ラミさん、こんにちは。ラミさんの質問を読んで、私も「おなかの支え」について長く悩み、苦しんだ日々を思い出しました。フルートや管楽器を習得する上で「おなかの支え」という単語は頻繁に出てきます。しかし、これについてしっかりと説明してくれる先生は少ないように思います。言葉が独り歩きをして、注意されたもののどうすれば良いかわからず苦しんでいる方も多いかもしれません。
そもそも、「おなかの支え」とは?
私も学生時代に「おなかの支えがない」と言われ、おへその奥にある丹田を意識したり、腰を意識したり、バランスボールに乗って吹いたり、ありとあらゆることをしてみましたが、その時はこれだ!というものを見つけられずにいました。
ラミさんも「おなかをかたくする」とおっしゃっているので少し心配です。「かたく」という意識は、体中を緊張させてしまって息が流れなくなってしまいます。
どうしてこんなに難しいのでしょうか。それは、「おなかの支え」という言葉が抽象的すぎて、具体的に何を指しているのかわかりにくいのが原因だと私は思います。
ある日のひらめき・・・・
ある日、ヴァイオリンの演奏を聴いていて、右手のしなやかな弓使いが目に留まりました。
「弓の細部までコントロールが利いていて、スピードも圧力も自由自在。右手を上手に使うためにたくさん訓練を積んできたんだろうなぁ。」そんな風に感じながら、それをフルートに置き換えて考えてみました。
弦楽器の「弓使い」 = フルートの「息使い」
よく言われることですが、弦楽器の弓使いとフルートの息使いは完全に一致しています。
しかし、弦楽器の人たちは右手の使い方に意識を置いて幼いころから訓練を重ねるのに対して、私たちはどうでしょう。音色作りなどに気を取られて、息のコントロールについての特訓はおざなりになりがちです。(本当はフルートをはじめたすぐから息のコントロールを学びたいところです。これについてはまた今度・・・)
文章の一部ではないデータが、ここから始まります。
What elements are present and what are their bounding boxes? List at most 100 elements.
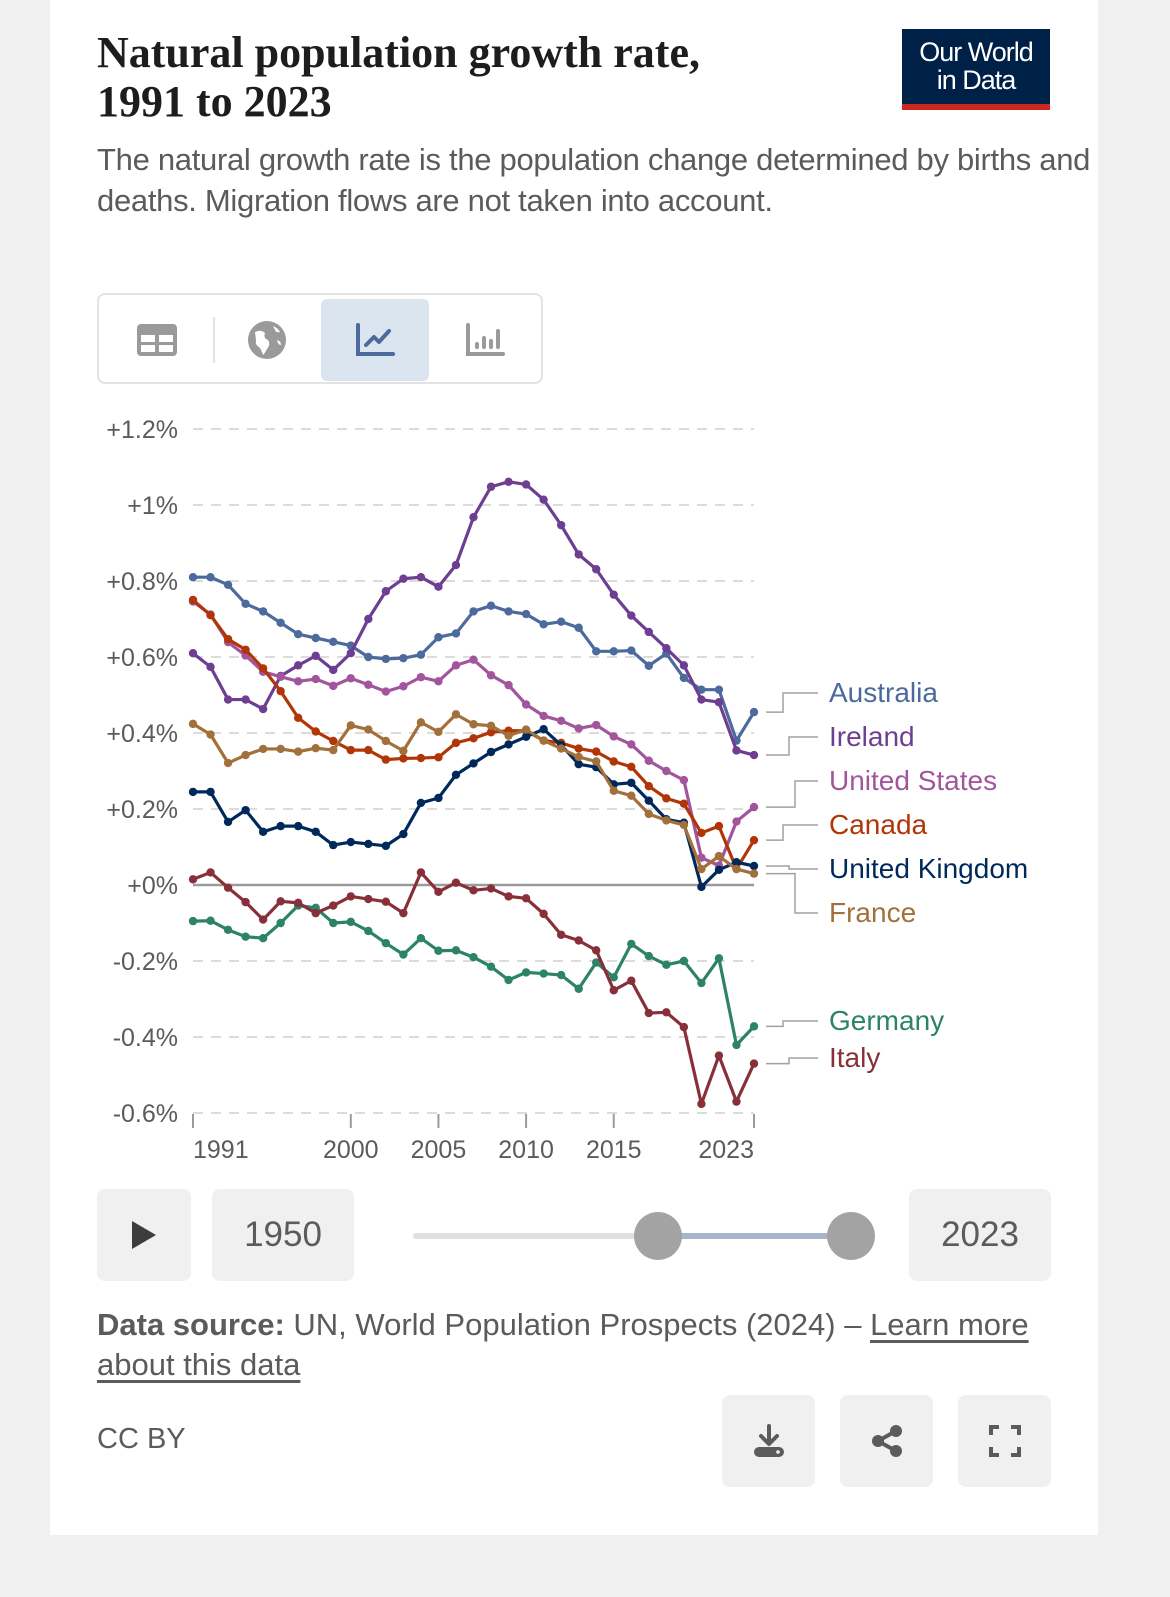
data-point: [662, 816, 671, 825]
data-point: [329, 637, 338, 646]
data-point: [749, 835, 759, 845]
data-point: [241, 599, 250, 608]
data-point: [223, 925, 233, 935]
data-point: [381, 938, 391, 948]
data-point: [697, 882, 706, 892]
data-point: [556, 744, 566, 753]
data-point: [416, 718, 426, 727]
data-point: [521, 968, 531, 977]
data-point: [539, 736, 548, 745]
data-point: [539, 969, 548, 978]
data-point: [697, 864, 706, 874]
end-year-button[interactable]: 2023: [909, 1189, 1051, 1281]
data-point: [749, 802, 759, 812]
data-point: [486, 728, 496, 737]
globe-icon: [248, 321, 286, 359]
data-point: [662, 960, 671, 969]
license[interactable]: CC BY: [97, 1423, 186, 1455]
label-connector: [766, 1057, 818, 1065]
data-point: [223, 883, 233, 892]
y-tick-label: +1.2%: [106, 416, 178, 444]
data-point: [679, 799, 689, 808]
data-point: [434, 946, 443, 955]
data-point: [416, 934, 426, 943]
data-point: [486, 884, 496, 893]
fullscreen-button[interactable]: [958, 1395, 1051, 1487]
data-point: [697, 685, 706, 694]
data-point: [381, 755, 391, 764]
timeline-start-handle[interactable]: [634, 1212, 682, 1260]
y-tick-label: +0.2%: [106, 796, 178, 824]
data-point: [293, 630, 303, 639]
data-point: [346, 837, 355, 847]
data-point: [416, 868, 426, 877]
data-point: [627, 762, 636, 772]
timeline-selected-range[interactable]: [658, 1233, 851, 1239]
data-point: [714, 851, 724, 861]
data-point: [276, 672, 285, 681]
data-point: [188, 875, 198, 884]
data-point: [609, 986, 618, 995]
tab-table[interactable]: [103, 299, 211, 381]
timeline-end-handle[interactable]: [827, 1212, 875, 1260]
data-point: [609, 590, 618, 599]
download-icon: [753, 1424, 784, 1457]
data-point: [258, 744, 268, 754]
data-point: [504, 680, 513, 690]
data-point: [486, 482, 496, 491]
data-point: [749, 1059, 759, 1068]
play-button[interactable]: [97, 1189, 191, 1281]
data-point: [329, 918, 338, 928]
data-point: [241, 695, 250, 704]
fullscreen-icon: [988, 1425, 1021, 1457]
data-point: [206, 573, 215, 582]
y-tick-label: +0%: [127, 872, 178, 900]
data-point: [364, 745, 373, 755]
data-point: [188, 787, 198, 797]
data-point: [258, 664, 268, 673]
start-year-button[interactable]: 1950: [212, 1189, 354, 1281]
data-point: [416, 573, 426, 582]
data-point: [556, 520, 566, 530]
tab-line-chart[interactable]: [321, 299, 429, 381]
data-point: [521, 480, 531, 489]
tab-bar-chart[interactable]: [431, 299, 539, 381]
data-point: [188, 595, 198, 605]
data-point: [399, 908, 408, 918]
data-point: [399, 950, 408, 959]
data-point: [486, 962, 496, 971]
data-point: [276, 687, 285, 696]
label-connector: [766, 780, 818, 808]
source-text: UN, World Population Prospects (2024) –: [284, 1307, 871, 1342]
data-point: [644, 809, 654, 819]
data-point: [258, 915, 268, 924]
data-point: [504, 740, 513, 749]
data-point: [486, 671, 496, 680]
data-point: [206, 611, 215, 620]
y-tick-label: -0.2%: [113, 948, 178, 976]
data-point: [697, 828, 706, 838]
data-point: [346, 892, 355, 901]
owid-logo[interactable]: Our World in Data: [902, 29, 1050, 110]
data-point: [276, 618, 285, 627]
data-point: [434, 582, 443, 591]
x-tick-label: 2005: [411, 1136, 467, 1164]
tab-map[interactable]: [213, 299, 321, 381]
data-point: [241, 897, 250, 907]
data-point: [364, 614, 373, 624]
data-point: [311, 674, 320, 684]
data-point: [732, 746, 741, 755]
data-point: [556, 617, 566, 626]
data-point: [469, 886, 478, 895]
data-point: [469, 759, 478, 768]
data-point: [521, 732, 531, 741]
data-point: [223, 695, 233, 704]
data-point: [697, 978, 706, 988]
data-point: [627, 939, 636, 949]
data-point: [188, 916, 198, 926]
data-point: [469, 953, 478, 962]
data-point: [416, 672, 426, 682]
download-button[interactable]: [722, 1395, 815, 1487]
learn-more-link[interactable]: Learn more about this data: [97, 1307, 1029, 1382]
share-button[interactable]: [840, 1395, 933, 1487]
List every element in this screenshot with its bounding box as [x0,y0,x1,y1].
「音程も音色も安定せず、すぐに息がなくなってしまう自分は息のコントロールができていないんだ」と気づいて、そこに重点を置いて練習するようになった私ですが、その中で、今までわからなかった「おなかの支え」という言葉は「息を支える」ということを指しているのではないかと気がつきました。
「おなかの支え」は「息の支え」
「おなかの支え」という言葉をいったん忘れて、息に意識を向けてみましょう。
一定のスピード(速め)、一定の量(細め)、一定の方向(遠く)に、フラフラしないような息を長く出し続けてみてください。口の前に手のひらを持っていって息を確認してみるのも良いでしょう。
最初から最後まで息を強くまっすぐコントロールし続けられた時、おなかはどうなっているでしょうか。息に一定の圧力をかけ続けるために、おなかが少し外側に張るような感覚があればうまくいっている証拠です。
まずは息を支える
先生にまた「おなかを支えて!」と言われたら、息がフラフラしないように「息を支えて」みましょう。
息がしっかりコントロールできるようになれば、だんだんと良い身体の使い方も身についてくるはずです。その中で、「おなかはこんな感じ」という感覚が自分なりに見つかれば、それがその人に合った「おなかの支え」そのものです。
まずは息を支えるを合言葉に、頑張ってみてください。